The revolt itself was suppressed using the regular army, 14 peasants were wounded and 7 killed on site, 3 died later of wounds. The military casualties included 13 soldiers wounded and 1 officer killed. 60-65 peasants were sentenced to death by a court-martial in Tallinn that was reduced by Baltic governor-general Suvorov to corporal punishment. These events significantly influenced the work of the committees working on the project of the emancipation of the serfs in Russia.
The Mahtra uprising lead to the creation of the Mahtra forest reserve, which is a nature protected area behind the development site. It is around 550 hectares of protected land and forest making sure that development here will be limited to further improvements in the local villages and surroundings – in the future.
The history of the Mahtra Manor
Mahtra (Machters) manor is mentioned for the first time in 1480. Initially, the manor changed the owners many times. In the 18th century Jakob von Erdt expanded the Manor.
In 1831 colonel Georg von Riesenkampff bought Mahtra manor and rented it out. In 1837 the son of Mayor of Tallinn Heinrich Berg rented the manor from von Riesenkampff. He rennovated the manor house several times and decorated it beautifully.
In 1843 the widowed Mrs. von Riesenkampff moved her family to live in the manor.

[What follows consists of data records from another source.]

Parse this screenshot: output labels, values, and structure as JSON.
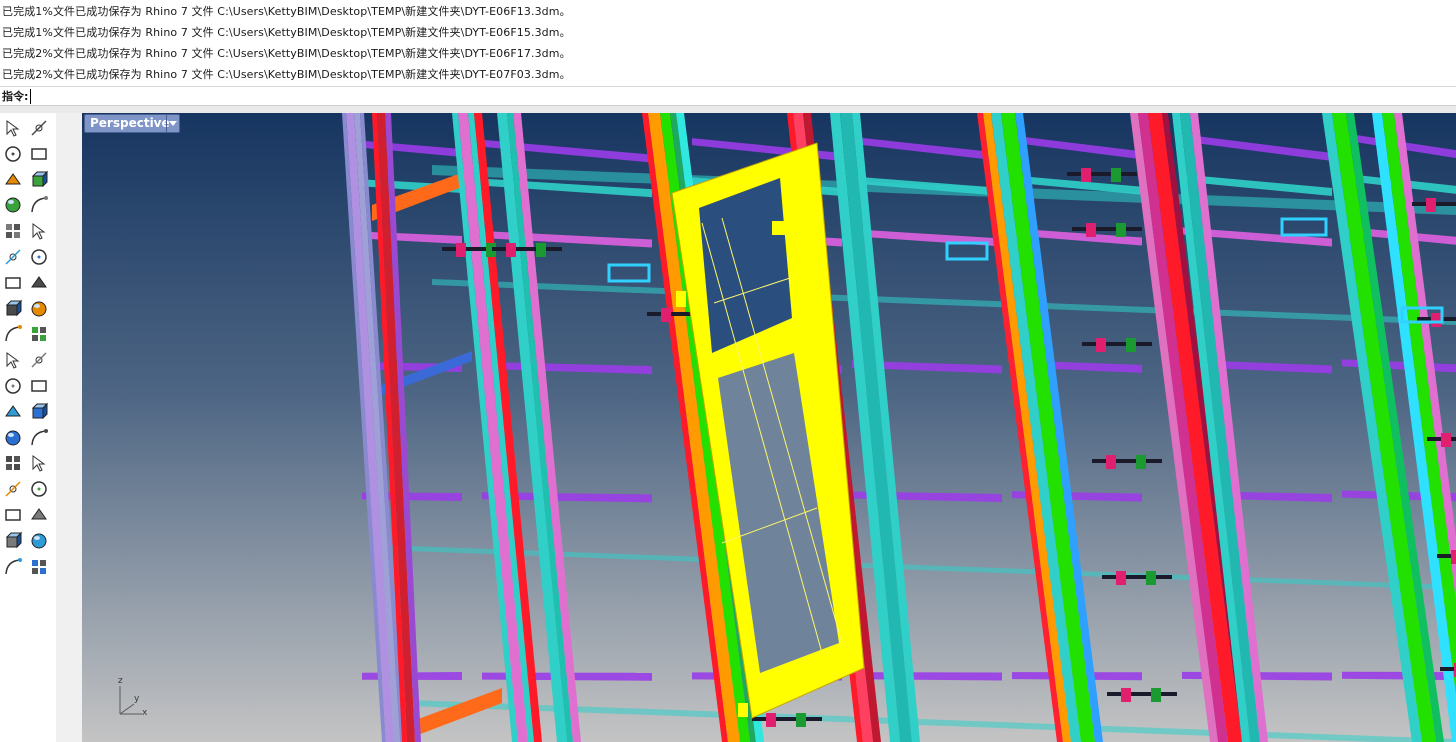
{
  "history": {
    "lines": [
      "已完成1%文件已成功保存为 Rhino 7 文件 C:\\Users\\KettyBIM\\Desktop\\TEMP\\新建文件夹\\DYT-E06F13.3dm。",
      "已完成1%文件已成功保存为 Rhino 7 文件 C:\\Users\\KettyBIM\\Desktop\\TEMP\\新建文件夹\\DYT-E06F15.3dm。",
      "已完成2%文件已成功保存为 Rhino 7 文件 C:\\Users\\KettyBIM\\Desktop\\TEMP\\新建文件夹\\DYT-E06F17.3dm。",
      "已完成2%文件已成功保存为 Rhino 7 文件 C:\\Users\\KettyBIM\\Desktop\\TEMP\\新建文件夹\\DYT-E07F03.3dm。"
    ]
  },
  "command": {
    "label": "指令:",
    "value": ""
  },
  "viewport": {
    "title": "Perspective",
    "menu_icon": "triangle-down-icon",
    "axis": {
      "z": "z",
      "y": "y",
      "x": "x"
    }
  },
  "toolbar": {
    "tools": [
      "select-pointer-icon",
      "point-icon",
      "polyline-icon",
      "curve-from-points-icon",
      "circle-icon",
      "ellipse-icon",
      "arc-icon",
      "rectangle-icon",
      "polygon-icon",
      "fillet-curve-icon",
      "surface-from-points-icon",
      "extrude-surface-icon",
      "box-solid-icon",
      "sphere-solid-icon",
      "cylinder-icon",
      "mesh-plane-icon",
      "gear-transform-icon",
      "explode-icon",
      "trim-icon",
      "split-icon",
      "boolean-union-icon",
      "boolean-split-icon",
      "fillet-edge-icon",
      "blend-curve-icon",
      "text-icon",
      "scale-icon",
      "group-icon",
      "mirror-icon",
      "block-icon",
      "dimension-icon",
      "array-icon",
      "layout-icon",
      "analyze-icon",
      "check-icon",
      "render-shaded-icon",
      "material-icon"
    ]
  },
  "colors": {
    "viewport_top": "#163560",
    "viewport_bottom": "#c4c4c4",
    "selected_panel": "#ffff00",
    "mullion_green": "#22e000",
    "mullion_cyan": "#30d0c8",
    "frame_red": "#ff1a2a",
    "bracket_pink": "#e0206e",
    "beam_purple": "#9a3ce8",
    "viewport_tab": "#7f95c8"
  }
}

When she died in 1852, the guardian of the manor, Arthur von Baranoff and his children became landlords.
In 1853 the manor was bought in a public auction for 40,500 silver rubles by the son of Purila, a retired captain Konstantin von Helffreich. He also owned Piiumetsa and Aruküla manors. The new owner restructured – he widened the manor farm fields at the expense of local farms and carved out drainage canals in order to improve the fen. In his lifetime every farm nearby received a Bible for free and Mahtra village school was opened.
Konstantin died in 1874. He and his wife Anna Elisabeth are buried in the local Juuru churchyard.
In 1878, Konstantin’s heirs sold the estate to Konstantin von Barlöwenile of Atla, whose son Alexander was given the manor in 1916. Today the owner is a local Estonian who is active in the development of the area and manages a local craft shop on the site of Mahtra manor.